Democrats who control the Maryland General Assembly have expanded access to abortion both before and after the U.S. Supreme Court’s decision in June 2022 to overturn national abortion protections. Gov. Wes Moore, a Democrat who took office last year, has also been a staunch supporter of abortion access, including during a call with federal officials last week in which U.S. Health and Human Services Secretary Xavier Becerra called the state an “anchor” for abortion rights.

But abortion-rights advocates warn that those laws could mean little in future years under different leadership.

“Maryland is doing the right thing today, but we don’t know who our elected leaders are going to be 20, 30 years from now,” First Lady Dawn Moore said alongside advocates and lawmakers outside the State House in Annapolis on Monday, the 51st anniversary of the Roe v. Wade decision.
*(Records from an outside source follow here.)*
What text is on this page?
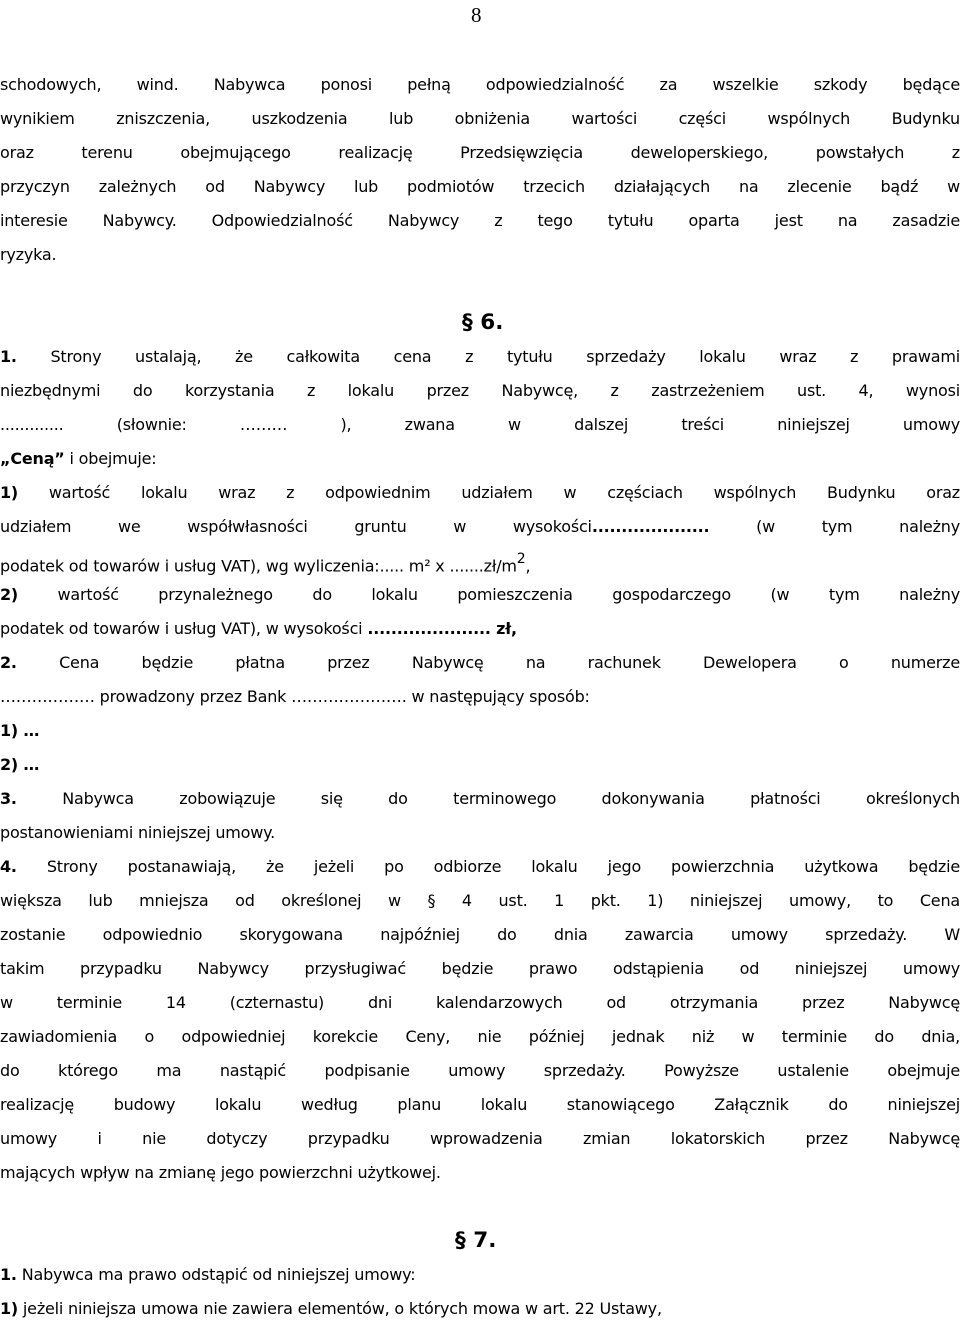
8
schodowych, wind. Nabywca ponosi pełną odpowiedzialność za wszelkie szkody będące
wynikiem zniszczenia, uszkodzenia lub obniżenia wartości części wspólnych Budynku
oraz terenu obejmującego realizację Przedsięwzięcia deweloperskiego, powstałych z
przyczyn zależnych od Nabywcy lub podmiotów trzecich działających na zlecenie bądź w
interesie Nabywcy. Odpowiedzialność Nabywcy z tego tytułu oparta jest na zasadzie
ryzyka.
§ 6.
1. Strony ustalają, że całkowita cena z tytułu sprzedaży lokalu wraz z prawami
niezbędnymi do korzystania z lokalu przez Nabywcę, z zastrzeżeniem ust. 4, wynosi
............. (słownie: ……… ), zwana w dalszej treści niniejszej umowy
„Ceną” i obejmuje:
1) wartość lokalu wraz z odpowiednim udziałem w częściach wspólnych Budynku oraz
udziałem we współwłasności gruntu w wysokości.................... (w tym należny
podatek od towarów i usług VAT), wg wyliczenia:..... m² x $.......zł/m^2$,
2) wartość przynależnego do lokalu pomieszczenia gospodarczego (w tym należny
podatek od towarów i usług VAT), w wysokości ..................... zł,
2. Cena będzie płatna przez Nabywcę na rachunek Dewelopera o numerze
……………… prowadzony przez Bank …………………. w następujący sposób:
1) …
2) …
3. Nabywca zobowiązuje się do terminowego dokonywania płatności określonych
postanowieniami niniejszej umowy.
4. Strony postanawiają, że jeżeli po odbiorze lokalu jego powierzchnia użytkowa będzie
większa lub mniejsza od określonej w § 4 ust. 1 pkt. 1) niniejszej umowy, to Cena
zostanie odpowiednio skorygowana najpóźniej do dnia zawarcia umowy sprzedaży. W
takim przypadku Nabywcy przysługiwać będzie prawo odstąpienia od niniejszej umowy
w terminie 14 (czternastu) dni kalendarzowych od otrzymania przez Nabywcę
zawiadomienia o odpowiedniej korekcie Ceny, nie później jednak niż w terminie do dnia,
do którego ma nastąpić podpisanie umowy sprzedaży. Powyższe ustalenie obejmuje
realizację budowy lokalu według planu lokalu stanowiącego Załącznik do niniejszej
umowy i nie dotyczy przypadku wprowadzenia zmian lokatorskich przez Nabywcę
mających wpływ na zmianę jego powierzchni użytkowej.
§ 7.
1. Nabywca ma prawo odstąpić od niniejszej umowy:
1) jeżeli niniejsza umowa nie zawiera elementów, o których mowa w art. 22 Ustawy,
The group she and others are rallying behind is Freedom in Reproduction Maryland, or FIRM, which will look to raise money and launch a campaign later this year that aims to support passage of the amendment.

“We’re launching the ‘Vote Yes’ campaign early to unify advocates across the state and ensure we have the time and resources to educate Marylanders on how critical it is to put reproductive freedom in our state constitution,” said Erin Bradley, who is chairing the campaign and also serves as the executive director of Planned Parenthood Advocates of DC, Maryland and Virginia.

A campaign opposing the constitutional amendment has also launched. Health Not Harm MD was set up by anti-abortion activists and lobbyists in the state. Its leaders have said the “vague” wording of the amendment could make it easier for children to access abortion care as well as some gender-affirming care.

The amendment, as approved by the legislature, would guarantee “that every person, as a central component of an individual’s rights to liberty and equality, has the fundamental right to reproductive freedom, including but not limited to the ability to make and effectuate decisions to prevent, continue, or end one’s own pregnancy.”

That exact language may not appear in the ballot question, which the Maryland secretary of state is responsible for crafting by Aug. 2.

The dueling campaigns will follow several others in states like Ohio and Kansas where, since the fall of Roe, voters even in heavily conservative states have protected access to abortions in their laws or state constitutions.

While polls have shown the majority of Marylanders widely support access to abortion, Moore referenced the last time abortion was on the ballot, in 1992, when the state was more divided.

“That was a real fight,” Moore said. “There were people back then in Maryland that wanted to limit our reproductive rights and there will be people in Maryland tomorrow that want to limit our rights as well.”